Au chapitre XXIX du livre qu’il lui consacre dans sa Vie des douze Césars, Suétone le dit avoir été « persuadé qu’aucun être humain n’est chaste ni pur […], mais que la plupart dissimulent leurs vices et ont l’art de les masquer ». Une quarantaine d’années après la fin piteuse du tyran histrionique, l’historien romain assure tenir cela de plusieurs témoins directs. Néron n’était pas sans doute pas le seul de cet avis à l’époque, comme le suggèrent le Satyricon attribué à son courtisan Pétrone, des épigrammes du poète Martial ou certaines fresques de Pompéi. Indépendamment de ces allégations et de la dénonciation ultérieure du dernier descendant de Jules César comme persécuteur des premiers chrétiens de Rome, son amoralité foncière est confirmée par Tacite, Pline l’Ancien ou Dion Cassius.

Survivance du « néronisme »

La théorie de l’omniprésence aussi impérieuse que mal camouflée du sexe n’est bien sûr pas ouvertement néronienne. Mais le préjugé est toujours là et, pour le valider, il ne suffit pas d’ignorer le patronage de ce mégalomane sanguinaire et lubrique sous prétexte qu’il n’est plus en vedette dans l’actualité. Il ne suffit pas non plus de refuser le parrainage de ce sinistre bouffon parce qu’on réprouve ses turpitudes en tout genre, y compris libidineux, et que le consentement de ses « partenaires » comme de ses sujets était le cadet de ses soucis. 
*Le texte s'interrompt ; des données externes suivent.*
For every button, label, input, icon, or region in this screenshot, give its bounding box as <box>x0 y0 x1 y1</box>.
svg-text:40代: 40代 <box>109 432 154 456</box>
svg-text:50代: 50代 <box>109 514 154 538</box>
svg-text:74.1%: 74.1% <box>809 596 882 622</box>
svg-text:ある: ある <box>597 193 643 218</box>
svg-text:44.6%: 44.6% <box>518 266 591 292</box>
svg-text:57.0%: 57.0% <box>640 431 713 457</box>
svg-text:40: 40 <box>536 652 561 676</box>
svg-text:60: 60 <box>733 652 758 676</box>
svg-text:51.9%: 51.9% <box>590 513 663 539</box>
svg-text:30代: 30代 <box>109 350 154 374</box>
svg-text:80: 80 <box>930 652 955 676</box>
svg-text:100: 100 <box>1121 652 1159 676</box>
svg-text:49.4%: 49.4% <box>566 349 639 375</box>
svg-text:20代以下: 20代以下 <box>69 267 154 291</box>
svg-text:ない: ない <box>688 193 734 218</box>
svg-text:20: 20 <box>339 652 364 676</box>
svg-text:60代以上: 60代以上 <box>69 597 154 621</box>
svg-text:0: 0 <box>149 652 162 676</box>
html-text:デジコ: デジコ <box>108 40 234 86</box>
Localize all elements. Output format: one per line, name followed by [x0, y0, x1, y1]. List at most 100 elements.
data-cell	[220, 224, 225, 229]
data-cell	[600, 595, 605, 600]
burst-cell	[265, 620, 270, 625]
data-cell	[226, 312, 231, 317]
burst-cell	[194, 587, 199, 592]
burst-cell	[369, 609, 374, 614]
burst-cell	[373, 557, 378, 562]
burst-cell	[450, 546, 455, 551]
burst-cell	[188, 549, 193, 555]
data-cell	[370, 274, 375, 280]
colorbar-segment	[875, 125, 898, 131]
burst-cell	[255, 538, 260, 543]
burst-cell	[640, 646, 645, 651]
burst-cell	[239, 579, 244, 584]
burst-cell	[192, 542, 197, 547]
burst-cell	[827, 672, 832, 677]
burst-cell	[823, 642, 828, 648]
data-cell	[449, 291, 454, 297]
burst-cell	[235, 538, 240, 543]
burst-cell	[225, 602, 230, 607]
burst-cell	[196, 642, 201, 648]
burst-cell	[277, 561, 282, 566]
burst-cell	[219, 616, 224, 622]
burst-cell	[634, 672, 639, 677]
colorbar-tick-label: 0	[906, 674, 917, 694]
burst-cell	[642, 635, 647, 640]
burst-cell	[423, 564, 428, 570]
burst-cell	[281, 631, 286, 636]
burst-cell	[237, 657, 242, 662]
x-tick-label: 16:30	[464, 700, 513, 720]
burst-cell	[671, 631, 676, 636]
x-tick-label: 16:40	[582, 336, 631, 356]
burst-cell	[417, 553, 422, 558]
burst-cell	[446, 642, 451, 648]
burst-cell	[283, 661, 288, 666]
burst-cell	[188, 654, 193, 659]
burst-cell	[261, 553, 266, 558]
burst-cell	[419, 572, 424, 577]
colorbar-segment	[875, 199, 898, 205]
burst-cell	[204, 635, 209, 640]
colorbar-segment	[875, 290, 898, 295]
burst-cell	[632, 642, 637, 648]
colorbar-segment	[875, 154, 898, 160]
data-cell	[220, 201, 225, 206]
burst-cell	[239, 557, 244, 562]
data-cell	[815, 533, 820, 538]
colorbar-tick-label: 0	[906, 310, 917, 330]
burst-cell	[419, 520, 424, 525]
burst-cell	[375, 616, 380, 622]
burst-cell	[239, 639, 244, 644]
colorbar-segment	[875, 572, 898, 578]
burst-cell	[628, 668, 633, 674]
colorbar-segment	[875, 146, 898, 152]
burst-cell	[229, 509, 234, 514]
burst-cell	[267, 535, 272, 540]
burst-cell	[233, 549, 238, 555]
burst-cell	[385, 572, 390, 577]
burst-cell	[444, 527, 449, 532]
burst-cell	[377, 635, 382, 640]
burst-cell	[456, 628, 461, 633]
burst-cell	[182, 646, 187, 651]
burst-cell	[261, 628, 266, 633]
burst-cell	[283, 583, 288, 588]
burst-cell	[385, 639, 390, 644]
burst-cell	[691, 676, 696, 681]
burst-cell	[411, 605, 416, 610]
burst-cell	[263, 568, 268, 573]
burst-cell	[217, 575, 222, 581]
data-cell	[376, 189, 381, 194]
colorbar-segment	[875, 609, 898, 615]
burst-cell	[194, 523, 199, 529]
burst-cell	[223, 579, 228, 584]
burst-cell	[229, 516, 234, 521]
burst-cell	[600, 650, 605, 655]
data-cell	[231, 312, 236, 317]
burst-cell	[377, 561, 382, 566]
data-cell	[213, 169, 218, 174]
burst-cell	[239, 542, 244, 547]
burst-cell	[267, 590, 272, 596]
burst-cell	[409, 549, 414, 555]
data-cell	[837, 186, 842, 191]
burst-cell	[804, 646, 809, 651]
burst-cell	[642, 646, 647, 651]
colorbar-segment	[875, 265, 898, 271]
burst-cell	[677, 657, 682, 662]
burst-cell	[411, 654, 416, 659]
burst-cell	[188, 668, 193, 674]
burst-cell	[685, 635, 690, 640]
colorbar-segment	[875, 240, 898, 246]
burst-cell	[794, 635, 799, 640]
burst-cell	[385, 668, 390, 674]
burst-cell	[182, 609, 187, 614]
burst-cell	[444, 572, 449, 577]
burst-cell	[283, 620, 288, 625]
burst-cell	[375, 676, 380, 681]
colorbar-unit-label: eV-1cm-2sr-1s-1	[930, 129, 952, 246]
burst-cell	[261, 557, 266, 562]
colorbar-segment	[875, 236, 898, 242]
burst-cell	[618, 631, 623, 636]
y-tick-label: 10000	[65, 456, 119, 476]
L’histoire chrétienne abonde d’exemples de collaborations et même de vives et fécondes amitiés entre des hommes et des femmes, sans que nul n’y ait jamais soupçonné la moindre ébauche ou même envie de relation charnelle.

Qu’il soit inconscient ou dûment distancié, le « néronisme » fait de l’attirance sexuelle une vérité universelle, qui n’est refoulée que par hypocrisie et qui doit être reconnue, acceptée, voire encouragée et célébrée, à la seule condition d’être réciproque. Tout cela n’est pas si simple et pose déjà pas mal de problèmes : aux niveaux de la symétrie et de la synchronisation rarement spontanées des désirs, de l’âge et des expériences, des conditionnements socio-culturels et donc de la liberté des individus, des répercussions sur le psychisme et dans la durée, pour autant que le corps n’est pas qu’une machine ou un objet commercialisable et jetable, etc.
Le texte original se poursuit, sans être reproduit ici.